Loss of altitude this time mimicked a stunt-double’s tryout for Duane Johnson’s next action movie. Motionless in a big pile at the foot of the steps, I wondered how many teeth were lost and bones broken. Back inside, the item I was sent to find was delivered without saying a word about what happened. The attempted Astaire routine was just too stupid to admit to. Later, I told Rita about it – since my stupidity is reported to be much more transparent to her anyway.

More recently a different challenge came along- to join others in the orchestra pit playing violin for the Western Plains Opera Company in a production of George Bizet’s, “Carmen.” Considering 47 seasons fiddling with the Minot Symphony, I was confident fingers could slip down (and up) the neck of my violin as well as they ever had despite the fact that my type of neuropathy isn’t limited to legs. Before the first rehearsal, I locked myself in our basement for multiple hours, sawing through 58 pages of music overloaded with sixteenth-notes embellished by six sharps or flats and a plethora of accidentals. Just to make things interesting, symbols used for accidental markings were practically indistinguishable to the naked eye. The group’s first practice rekindled memory of the stunt-double tryout ten years earlier.

First, hoping first to avoid “the garage incident,” I recruited someone to carry my instrument both up and down 20 steps, to and from the orchestra pit. Not doing so might well have brought fiddle strings wound around my neck along with splinters from 1872 wood jutting out my torso- following rapid descent of the staircase. There might also have been a bow through my head like the arrow through Steve Martin’s while playing “One Wild and Crazy Guy” as I lay comatose in a new big pile. Moreover, denial of how neuropathy affects legs blossomed into similar denial about fingers.

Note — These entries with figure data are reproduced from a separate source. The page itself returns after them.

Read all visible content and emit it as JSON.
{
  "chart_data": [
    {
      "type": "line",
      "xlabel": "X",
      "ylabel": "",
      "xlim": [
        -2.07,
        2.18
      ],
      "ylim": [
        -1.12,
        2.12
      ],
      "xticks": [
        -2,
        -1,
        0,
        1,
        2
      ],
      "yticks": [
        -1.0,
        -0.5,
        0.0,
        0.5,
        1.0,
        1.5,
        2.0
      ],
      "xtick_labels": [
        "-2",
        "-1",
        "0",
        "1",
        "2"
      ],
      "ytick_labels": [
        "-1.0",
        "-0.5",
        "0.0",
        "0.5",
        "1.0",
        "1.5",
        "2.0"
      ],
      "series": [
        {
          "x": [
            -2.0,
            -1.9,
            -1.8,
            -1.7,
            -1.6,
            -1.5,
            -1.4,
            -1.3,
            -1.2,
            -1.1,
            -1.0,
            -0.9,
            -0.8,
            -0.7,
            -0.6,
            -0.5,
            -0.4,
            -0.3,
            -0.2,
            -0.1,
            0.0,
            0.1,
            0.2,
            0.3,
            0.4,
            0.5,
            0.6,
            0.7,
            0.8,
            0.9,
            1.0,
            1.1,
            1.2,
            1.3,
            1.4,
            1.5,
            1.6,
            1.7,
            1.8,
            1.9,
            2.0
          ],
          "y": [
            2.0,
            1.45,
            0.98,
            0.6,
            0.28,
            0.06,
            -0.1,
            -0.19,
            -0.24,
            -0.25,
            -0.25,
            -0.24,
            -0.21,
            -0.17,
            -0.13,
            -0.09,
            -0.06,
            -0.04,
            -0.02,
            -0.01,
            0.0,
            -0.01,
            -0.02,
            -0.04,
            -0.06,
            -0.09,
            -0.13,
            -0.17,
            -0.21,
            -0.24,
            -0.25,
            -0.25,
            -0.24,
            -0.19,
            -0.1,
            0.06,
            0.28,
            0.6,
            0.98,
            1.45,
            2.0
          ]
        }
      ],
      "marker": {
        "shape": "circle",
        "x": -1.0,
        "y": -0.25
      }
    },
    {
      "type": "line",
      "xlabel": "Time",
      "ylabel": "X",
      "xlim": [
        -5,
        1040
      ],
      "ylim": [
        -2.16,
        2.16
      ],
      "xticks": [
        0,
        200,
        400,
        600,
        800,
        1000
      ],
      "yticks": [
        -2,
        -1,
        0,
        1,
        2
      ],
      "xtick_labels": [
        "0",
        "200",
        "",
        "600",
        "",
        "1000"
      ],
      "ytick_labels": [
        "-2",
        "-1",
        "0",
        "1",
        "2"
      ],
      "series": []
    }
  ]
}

By the end of the first practice, it seemed most of my digits were in their own pile on the orchestra pit floor. I wondered how many notes also lay dead with them.

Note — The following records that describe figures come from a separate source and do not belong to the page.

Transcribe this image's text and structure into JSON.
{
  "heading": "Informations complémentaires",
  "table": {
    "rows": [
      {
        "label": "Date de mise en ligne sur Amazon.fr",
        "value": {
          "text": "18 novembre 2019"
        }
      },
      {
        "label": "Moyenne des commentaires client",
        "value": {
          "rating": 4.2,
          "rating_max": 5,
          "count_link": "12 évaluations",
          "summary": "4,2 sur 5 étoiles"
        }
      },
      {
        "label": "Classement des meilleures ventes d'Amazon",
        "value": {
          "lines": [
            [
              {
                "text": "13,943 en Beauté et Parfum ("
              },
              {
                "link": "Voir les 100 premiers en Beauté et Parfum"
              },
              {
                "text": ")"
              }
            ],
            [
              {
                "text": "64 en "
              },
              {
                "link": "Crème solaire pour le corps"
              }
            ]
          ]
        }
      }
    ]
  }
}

I’m thankful that in addition to life itself, a wonderful family and loving wife (Rita insisted I add understanding and beautiful here), the Good Lord opted to anoint me with a modest gift or two. If only He might have been more generous with the sprinkling of musical ability – similar to that given Itzhak Perlman or Isaac Stern, perhaps. As it is, I better understand my mother-in-law’s hesitation to climb behind the wheel after broadsiding a city bus and totaling her car at age 84. That first night of practice, I came very dangerously close to single-handedly totaling “Carmen.” Turns out, overcoming retirement’s realities requires more work than just resetting a simple dashboard device.